Healthcare Law

Psychiatric Care in Crisis | Bill of Health

By Zainab Ahmed

Psychiatric care in the Emergency Department is all-or-nothing and never enough. Often, legal holds are the only intervention available, and they rarely are therapeutic. Upon discharge, our patients are, once again, on their own.

The ED acts as a safety-net for a failing health system, one that places little value on mental health services, either preventative or follow-up. The demand for acute psychiatric care is high; however, EDs have little physical capacity for psychiatric patients.

Triaging in the Emergency Department centers around vital signs and mental status — alert or comatose. Training is focused on resuscitation, and resources are allocated to traumas over therapy.

One patient was found at the middle of an intersection in the desert. The paramedics reported about 200-300 milliliters of blood loss on arrival from a self-inflicted arm injury and her blood pressure was low en route. Her mental state was altered, but it was unclear if it was from a potential overdose or hemorrhage.

Eventually, she received a unit of blood and her blood pressure and mental status improved. An hour into her laceration repair, I asked the patient what had happened. She said her social security income had abruptly ended, she was evicted, and she was still grieving the death of her mother. She told me she had done this before and was “bad at coping.” I asked her if she followed up with a therapist or a psychiatrist; she said she could only see them once a month because they were “understaffed.” By this point, we had moved her from the trauma bay to a side hallway. She was no longer the center of attention and didn’t have to be. Her emergency had been addressed.

To the extent that it is provided, psychiatric care in the Emergency Department centers on whether a patient meets “hold” criteria, i.e., if they are a danger to themselves, others, or are deemed “gravely disabled.” In other words, a hold, also known as involuntary commitment, is reserved for patients in crisis, usually from lack of coordinated outpatient care. These patients undergo a 72-hour involuntary stay and are watched, restricted, and medicated. Such holds are carceral in nature; they are often deployed by law enforcement and amount to little more than confinement.

Given the scarcity of available inpatient beds, most of these patients are “boarded,” or held in the ED, for their 72-hours of involuntary commitment. But training in psychiatry among ED staff is limited to learning how to de-escalate “the agitated patient.” Staffed ED physicians are often at the frontline of care but, due to the specialized nature of medical residency training, have very little formal preparation in dealing with mental health crises.

Typically, chemical sedation is the extent of our “therapeutic” role, and more often than not, does less for the patient and more for maintaining departmental workflow. Terms like “mania” and “psychosis,” and medications like olanzapine and haloperidol are dispensed with confidence, but not always with due deliberation. Our patients decompensate before us and we exacerbate their crises with inadequate care and lack of attention.

With rampant boarding, it is not unusual to have multiple psychiatric patients to sign-out to the incoming team: “55-year-old male with suicidal ideation. Homeless. Medically cleared. Pending board and transfer.” Individual patient cases begin to blur as their hours in the ED add up. Residents often inherit psychiatric patients that have been there for days.

Other patients simply are sent home. A patient with schizophrenia was brought in by her parents. She did not want to be admitted to the hospital. The patient exhibited capacity, the ability to communicate a choice, understanding, appreciation and reasoning. Her DSM-5 diagnosis did not interfere with her with her ability to care for herself and she did not pose a danger to herself or others. Ultimately, she was “cleared” by psychiatry.  Her parents remained concerned and asked: “What would it take for her to be placed on a hold?” She could not establish outpatient care, and a hold would violate her autonomy. We negotiated for them to return if things worsened, whatever form that might take.
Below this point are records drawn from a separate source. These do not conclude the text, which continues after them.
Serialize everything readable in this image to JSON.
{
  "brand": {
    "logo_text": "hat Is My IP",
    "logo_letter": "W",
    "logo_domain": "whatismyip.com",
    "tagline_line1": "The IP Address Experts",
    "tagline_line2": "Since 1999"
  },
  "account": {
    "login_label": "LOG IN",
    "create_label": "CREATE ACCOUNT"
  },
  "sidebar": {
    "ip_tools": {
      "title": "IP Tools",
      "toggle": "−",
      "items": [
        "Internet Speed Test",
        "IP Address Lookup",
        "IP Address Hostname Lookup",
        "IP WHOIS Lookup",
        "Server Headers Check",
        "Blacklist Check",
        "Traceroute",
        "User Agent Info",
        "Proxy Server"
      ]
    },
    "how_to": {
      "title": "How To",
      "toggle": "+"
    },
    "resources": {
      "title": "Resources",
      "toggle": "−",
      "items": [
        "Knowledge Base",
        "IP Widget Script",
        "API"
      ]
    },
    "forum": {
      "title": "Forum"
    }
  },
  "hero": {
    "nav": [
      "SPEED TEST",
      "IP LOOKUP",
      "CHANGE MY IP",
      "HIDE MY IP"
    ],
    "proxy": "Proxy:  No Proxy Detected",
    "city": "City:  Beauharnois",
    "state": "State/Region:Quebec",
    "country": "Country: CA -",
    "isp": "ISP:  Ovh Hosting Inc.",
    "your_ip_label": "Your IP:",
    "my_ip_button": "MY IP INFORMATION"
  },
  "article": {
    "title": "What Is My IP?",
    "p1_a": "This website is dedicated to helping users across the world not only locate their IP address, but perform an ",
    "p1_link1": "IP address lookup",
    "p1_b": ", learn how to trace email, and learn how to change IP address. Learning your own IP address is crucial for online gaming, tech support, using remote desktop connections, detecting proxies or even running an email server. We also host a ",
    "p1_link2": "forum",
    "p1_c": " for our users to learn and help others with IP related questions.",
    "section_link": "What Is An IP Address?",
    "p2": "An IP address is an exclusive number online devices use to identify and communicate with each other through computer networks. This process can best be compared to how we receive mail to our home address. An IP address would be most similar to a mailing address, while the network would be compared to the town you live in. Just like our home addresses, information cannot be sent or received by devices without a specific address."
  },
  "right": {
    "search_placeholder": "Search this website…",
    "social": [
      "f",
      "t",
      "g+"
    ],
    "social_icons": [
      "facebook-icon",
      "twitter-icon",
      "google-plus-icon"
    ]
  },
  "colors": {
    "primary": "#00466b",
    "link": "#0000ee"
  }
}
The Emergency Department is ill-equipped to deal with our current mental health crisis. Boarding is detrimental and involuntary commitments are far from therapeutic. Mental health does not get its due in residency training, leading to coercive rather than curative care. However, there is insufficient attention paid to why Emergency Departments are forced to function as make-shift mental health facilities — fragmented and inaccessible outpatient treatment. A sustainable solution requires not only reforming the emergency room but ultimately, building a continuum of care, ranging from stable and supported housing to free and accessible therapy.

Zainab Ahmed, MD is a resident in Emergency Medicine at UCLA. Views and opinions expressed are those of the author and do not represent affiliated institutions.